- Cogo Township Location within Tibet
- Coordinates: 28°29′35″N 87°28′30″E﻿ / ﻿28.49306°N 87.47500°E
- Country: China
- Autonomous region: Tibet Autonomous Region
- Prefecture-level city: Shigatse
- County: Tingri County

Population (2010)
- • Total: 3,556

= Cogo Township =

Township in China

Cogo Township or Cuoguo Township (措果乡 (措果鄉)) is a township in Tingri County, Xigazê, Tibet Autonomous Region, China. Its name is also transliterated as Cuike (崔科 (Cuīkē)).

== Toponymy ==
The township's name means "lakefront" due to Cogo's location on the north side of a tectonic lake.

== Geography ==
It has an elevation of 4188 m above sea level.

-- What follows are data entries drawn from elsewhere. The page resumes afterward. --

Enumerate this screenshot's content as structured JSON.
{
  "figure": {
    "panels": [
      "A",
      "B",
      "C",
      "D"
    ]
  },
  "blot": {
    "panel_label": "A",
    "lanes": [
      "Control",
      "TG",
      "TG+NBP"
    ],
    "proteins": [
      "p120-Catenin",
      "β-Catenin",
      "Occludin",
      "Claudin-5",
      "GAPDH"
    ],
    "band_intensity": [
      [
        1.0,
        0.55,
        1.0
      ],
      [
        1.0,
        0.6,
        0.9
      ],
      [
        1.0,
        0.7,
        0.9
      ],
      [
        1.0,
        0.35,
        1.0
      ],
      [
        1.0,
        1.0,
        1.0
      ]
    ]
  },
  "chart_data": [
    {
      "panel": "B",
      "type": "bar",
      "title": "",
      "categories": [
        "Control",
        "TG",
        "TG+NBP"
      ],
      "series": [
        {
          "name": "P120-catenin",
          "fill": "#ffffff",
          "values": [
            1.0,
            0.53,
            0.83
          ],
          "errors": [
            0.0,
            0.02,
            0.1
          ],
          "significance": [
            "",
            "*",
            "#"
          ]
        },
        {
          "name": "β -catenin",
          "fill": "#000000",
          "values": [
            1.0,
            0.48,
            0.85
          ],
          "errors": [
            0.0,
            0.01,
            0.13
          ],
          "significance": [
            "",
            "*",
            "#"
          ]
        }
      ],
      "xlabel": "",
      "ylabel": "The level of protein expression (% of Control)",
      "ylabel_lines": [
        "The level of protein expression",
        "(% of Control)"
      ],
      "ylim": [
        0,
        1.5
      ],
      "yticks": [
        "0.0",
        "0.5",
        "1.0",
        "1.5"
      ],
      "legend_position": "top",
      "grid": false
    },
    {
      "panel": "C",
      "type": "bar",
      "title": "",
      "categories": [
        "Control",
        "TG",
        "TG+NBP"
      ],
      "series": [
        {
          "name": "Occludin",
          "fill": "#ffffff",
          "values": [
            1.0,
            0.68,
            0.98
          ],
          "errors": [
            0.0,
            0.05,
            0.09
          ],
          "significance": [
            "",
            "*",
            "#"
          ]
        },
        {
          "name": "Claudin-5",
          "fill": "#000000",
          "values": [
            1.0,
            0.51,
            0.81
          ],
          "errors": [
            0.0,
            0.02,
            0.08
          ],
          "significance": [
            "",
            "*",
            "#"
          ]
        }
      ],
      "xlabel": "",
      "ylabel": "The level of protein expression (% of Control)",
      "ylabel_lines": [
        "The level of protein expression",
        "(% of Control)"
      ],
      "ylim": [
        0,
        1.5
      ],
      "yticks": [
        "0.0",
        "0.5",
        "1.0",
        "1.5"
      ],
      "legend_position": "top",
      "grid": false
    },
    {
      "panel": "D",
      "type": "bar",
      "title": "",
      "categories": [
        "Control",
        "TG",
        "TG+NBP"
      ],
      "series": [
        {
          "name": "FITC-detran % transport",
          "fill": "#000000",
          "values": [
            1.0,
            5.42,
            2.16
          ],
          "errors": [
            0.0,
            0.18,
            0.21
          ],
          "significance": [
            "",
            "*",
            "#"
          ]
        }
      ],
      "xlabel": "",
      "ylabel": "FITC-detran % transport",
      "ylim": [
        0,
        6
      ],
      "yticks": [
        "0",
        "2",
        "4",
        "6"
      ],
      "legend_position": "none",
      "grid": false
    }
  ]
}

== Administrative divisions ==
As of 2000, the township contained seven villages: Xuezhu (雪珠村), Jiweng (吉翁村), Meiduo (美朵村), Jiding (吉定村), Gareguoji (嘎热果吉村), Tangren (唐仁村), and Yejiang (野江村). The township seat is at Xuezhu.

== Demographics ==
Per the 2010 Chinese Census, Cogo Township has a population of 3,556. In 2000 the township had a population of 3,258 people in 627 households. It had an elementary school and a rural hospital.